The now-Chiffons would continue, well into middle age, to perform Ronnie Mack's hymn to obsessive teenage infatuation, at holy ceremonies known as "oldies shows," and even on televised events featuring similar aging messengers of the True Faith. Themselves growing frail and obese, the Chiffons would harmonize his one minute and fifty-three second masterpiece for these disciples, healing them of their worldly woes and transforming them, once more, into the children without sin that they were in the year of Our Lord, 1962.
For their
efforts, the Chiffons, first minus Barbara Lee, felled by a bad heart,
then Sylvia Peterson, rendered feeble and replaced by the daughter of Judy
Craig, were destined to live out their days in their old Bronx neighborhood,
occasionally venturing out to sing their song for the faithful. Riches
were not to be theirs.

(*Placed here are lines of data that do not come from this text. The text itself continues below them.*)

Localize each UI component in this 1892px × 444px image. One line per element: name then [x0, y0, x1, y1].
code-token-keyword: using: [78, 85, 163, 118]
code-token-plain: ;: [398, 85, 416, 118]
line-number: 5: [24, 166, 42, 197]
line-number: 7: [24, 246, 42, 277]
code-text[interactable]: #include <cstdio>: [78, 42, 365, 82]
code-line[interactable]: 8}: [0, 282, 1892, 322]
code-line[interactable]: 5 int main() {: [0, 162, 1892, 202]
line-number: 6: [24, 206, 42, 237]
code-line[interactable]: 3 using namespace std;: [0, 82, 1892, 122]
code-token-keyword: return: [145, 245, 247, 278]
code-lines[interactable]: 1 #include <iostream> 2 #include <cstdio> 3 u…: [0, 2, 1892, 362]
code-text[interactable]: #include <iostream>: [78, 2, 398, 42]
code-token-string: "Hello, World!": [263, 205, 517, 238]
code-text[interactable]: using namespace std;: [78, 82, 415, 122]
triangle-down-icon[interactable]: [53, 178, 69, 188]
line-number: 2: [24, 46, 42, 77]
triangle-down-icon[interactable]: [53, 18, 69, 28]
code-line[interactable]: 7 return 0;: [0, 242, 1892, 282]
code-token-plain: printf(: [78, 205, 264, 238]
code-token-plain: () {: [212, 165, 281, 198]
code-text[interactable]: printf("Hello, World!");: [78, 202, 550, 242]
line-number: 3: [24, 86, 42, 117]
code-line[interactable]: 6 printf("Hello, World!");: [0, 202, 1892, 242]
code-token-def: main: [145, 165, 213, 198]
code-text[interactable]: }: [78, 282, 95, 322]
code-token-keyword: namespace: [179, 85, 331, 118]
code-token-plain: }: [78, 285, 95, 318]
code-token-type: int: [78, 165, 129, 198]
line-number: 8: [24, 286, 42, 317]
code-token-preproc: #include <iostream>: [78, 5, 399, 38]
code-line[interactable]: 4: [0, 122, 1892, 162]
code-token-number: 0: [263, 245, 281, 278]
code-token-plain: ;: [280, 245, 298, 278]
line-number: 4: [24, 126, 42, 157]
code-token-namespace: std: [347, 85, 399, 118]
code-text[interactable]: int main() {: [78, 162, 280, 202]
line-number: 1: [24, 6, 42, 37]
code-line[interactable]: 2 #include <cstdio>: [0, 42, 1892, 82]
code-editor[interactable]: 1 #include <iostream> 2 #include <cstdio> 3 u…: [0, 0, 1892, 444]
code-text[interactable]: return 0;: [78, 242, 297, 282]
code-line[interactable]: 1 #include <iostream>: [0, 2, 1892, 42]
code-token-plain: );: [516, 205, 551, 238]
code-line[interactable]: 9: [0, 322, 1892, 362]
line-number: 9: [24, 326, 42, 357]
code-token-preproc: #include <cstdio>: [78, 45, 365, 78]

Instead, they toiled at
meaningless
"day gigs," occasionally doo-langing for bucks at whatever price the market
would bear for as many years as their alcohol and calorie-laden bodies
might hold out.
They would be the subject of pity in the ignorant prose of bleeding heart authors seeking to blame. But blame who? And for what? Pity them because they failed to reap the rewards of the Arethas, Dianas, Elvises and Bings? The Chiffons sang a song and they sang it truthfully and well. The Arethas, Dianas, Elvises and Bings sang many dozens such. But one song sung well does not a rich person make. To believe otherwise is the mark of a fool.
The girls from the Bronx River Projects earned their place of reverence in the pantheon of Rock'n'Roll, a feat for which they, their mothers and their children can be proud. In a place of prominence in each of their homes, there is a gold record on the wall, a reminder of their accomplishment and of the fleeting moment when a Bronx dream became reality.